The theme of the night is VENGEANCE, which is pretty much the theme of every third Game of Thrones episode.
(I’m so glad this show is back! It’s like getting to spend time with a bunch of old friends who want to kill and/or bang each other.)
Here’s what went down in our various locations:
The Wall: Poor Jon is dead. Still. It’s possible that Kit Harington will be playing a corpse the entire season, which is a really convoluted way of auditioning for a Weekend At Bernie‘s reboot.
Davos is the one who finds him dead in the snow, followed closely by Dolorous Edd and some other dudes. And Ghost, who had been locked in a cell and was wailing away for his fallen master. Sad puppy! Davos and Edd bring Jon back into the castle and lock themselves in a room. They trust no one in the castle. Everyone is dirty. Everyone might’ve had a hand in this. So, Edd sneaks out to enlist the help of the wildlings (the other folks who owe Jon Snow their lives) and Davos holds out hope that maybe, possibly the titular red woman, Melisandre, might be able to cook up a smoke baby or something to save the day.

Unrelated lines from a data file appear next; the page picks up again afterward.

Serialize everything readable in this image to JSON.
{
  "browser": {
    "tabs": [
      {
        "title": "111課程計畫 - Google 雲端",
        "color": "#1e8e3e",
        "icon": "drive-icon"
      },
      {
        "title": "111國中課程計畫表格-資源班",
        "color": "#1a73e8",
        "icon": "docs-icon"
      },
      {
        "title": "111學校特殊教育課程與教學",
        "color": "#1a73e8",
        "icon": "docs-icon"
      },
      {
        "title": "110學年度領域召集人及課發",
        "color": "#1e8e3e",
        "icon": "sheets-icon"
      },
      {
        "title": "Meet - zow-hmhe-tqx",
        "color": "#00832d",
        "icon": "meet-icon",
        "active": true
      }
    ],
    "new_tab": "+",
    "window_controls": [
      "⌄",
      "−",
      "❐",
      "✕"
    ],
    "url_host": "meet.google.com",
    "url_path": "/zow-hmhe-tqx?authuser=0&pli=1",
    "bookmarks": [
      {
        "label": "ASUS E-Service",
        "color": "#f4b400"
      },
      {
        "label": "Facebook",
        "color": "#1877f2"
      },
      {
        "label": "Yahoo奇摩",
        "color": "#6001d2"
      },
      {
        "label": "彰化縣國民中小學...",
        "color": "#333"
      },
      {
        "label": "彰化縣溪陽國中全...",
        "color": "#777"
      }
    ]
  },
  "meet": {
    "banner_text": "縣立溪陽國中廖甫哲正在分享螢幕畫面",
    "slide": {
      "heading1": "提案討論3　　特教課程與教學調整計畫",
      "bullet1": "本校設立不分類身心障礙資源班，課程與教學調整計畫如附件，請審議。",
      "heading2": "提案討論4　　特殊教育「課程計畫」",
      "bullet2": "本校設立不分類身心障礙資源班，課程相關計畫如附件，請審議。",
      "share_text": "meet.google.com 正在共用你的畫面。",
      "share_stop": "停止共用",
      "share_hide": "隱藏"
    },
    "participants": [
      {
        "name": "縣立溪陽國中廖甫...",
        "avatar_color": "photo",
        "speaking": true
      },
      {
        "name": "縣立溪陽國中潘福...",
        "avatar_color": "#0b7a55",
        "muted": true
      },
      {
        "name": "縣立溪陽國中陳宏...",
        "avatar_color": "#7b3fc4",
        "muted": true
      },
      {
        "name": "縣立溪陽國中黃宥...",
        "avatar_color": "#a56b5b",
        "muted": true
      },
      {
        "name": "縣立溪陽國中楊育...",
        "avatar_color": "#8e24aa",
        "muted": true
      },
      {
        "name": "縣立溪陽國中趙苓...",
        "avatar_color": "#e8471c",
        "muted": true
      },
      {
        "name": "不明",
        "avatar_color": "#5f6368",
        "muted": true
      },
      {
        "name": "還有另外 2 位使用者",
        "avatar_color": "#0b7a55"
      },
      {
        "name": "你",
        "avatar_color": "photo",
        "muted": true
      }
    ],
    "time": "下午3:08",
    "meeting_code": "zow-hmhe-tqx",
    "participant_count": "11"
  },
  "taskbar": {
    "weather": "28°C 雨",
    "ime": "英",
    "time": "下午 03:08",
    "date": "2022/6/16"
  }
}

Alliser Thorne is power tripping hard right now. He and Bowen Marsh and that smug little fucker Olly are ruling the roost because LOYALTY. Because when someone does something you don’t agree with, “loyalty” also can mean “murder the person with whom you have differences.” It doesn’t feel too far off from this year’s presidential campaign (HOT TAKE). Thorne, acting Lord Commander, tells Davos he has until nightfall to get his butt out of that locked room OR ELSE. Davos is still banking on Melisandre magic.
But Mel is not feeling herself right now. She was wrong about Stannis being the ruler to end all rulers, because now Stannis is officially dead, so they say (yes, apparently he is and we should proceed as such) and Jon Snow, whom she once saw fighting at Winterfell in a vision, is also dead. And she is also apparently an old woman when she takes off her necklace. Which at least kind of made the nudity somewhat necessary and not at all shoehorned in for nudity’s sake.
Winterfell: Also dead? The kennel master’s daughter, Ramsay’s girlfriend. Lordlet Ramsay “Snow” Bolton is very sad about the who situation and he is going to AVENGE her death. Because of course he is. It’s a lot of big talk from Ramsay, who managed to lose his wife, into whom he’s yet to splooge an heir, and whose stepmother is currently carrying a legitimate Bolton heir who’s probably going to be a boy. Watch out, little fetus! You’re next on Ramsay’s kill list.
Sansa and Theon managed to escape Winterfell unscathed. And they crossed a freezing, rushing river, so where’s their Oscar already, Leo? It looked like they were about to escape, but then Ramsay’s men and dogs showed up. All was lost until…Brienne and Pod to the rescue! Brienne and Pod do some really good killing stuff–and Theon gets in on the action–and now Sansa agrees to let Brienne protect her. I look forward to seeing more from this adorable little quartet. I’m a little bit shipping Sansa and Pod now…until the Hound returns.
King’s Landing: Cersei is happy to see the Dornish ship arriving in the harbor…at first. Myrcella is dead, and that is sad, even though Cersei was expecting it. All her kids are going to die. Watch out, King Tommen! Jaime makes some bold pronouncements about how he and Cersei are the only ones who matter and they’re going to get theirs, and damn it, Jaimie, I miss you palling around with Brienne. Go do that instead!
Also, Margaery is still in jail. She’s not confessing. Tommen wants to see her, but she wants to see her brother, Loras. That’s…whatever. The high sparrow finds her to be a slightly more reasonable prisoner than Cersei was.
Dorne: I thought we were done with this place. Stupid Dorne. But now most of them are dead, thanks to the ridiculous Sand Snakes. Goodbye, King Doran and Prince Tristain! We hardly knew ye, and we were better for that.
Meereen: Tyrion and Vayris are wondering where Daenerys is and who leads the Sons of the Harpy. They’re also worried about the rise of the Lord of Light cult in the city, and Peter Dinklage got to say “cock.”
The Road: Jorah and Daario found Dany’s ring because they are the greatest trackers of all time. They now know she’s been taken by a khalasar. And grayscale! Oh, the grayscale!
The Khalasar: Lots of gross rapey talk, so yay for that Game of Thrones writers. The one note we had for you last year was “more rape!” Anyway, Daenerys is saved from assault because she’s the widow of Khal Drogo, but now she has to go back to Vaes Dothrak to live out her life with the widows of other khals. Game of Thrones just became a Golden Girls reboot!
Braavos: Arya, blind. The waif, still kind of an asshole.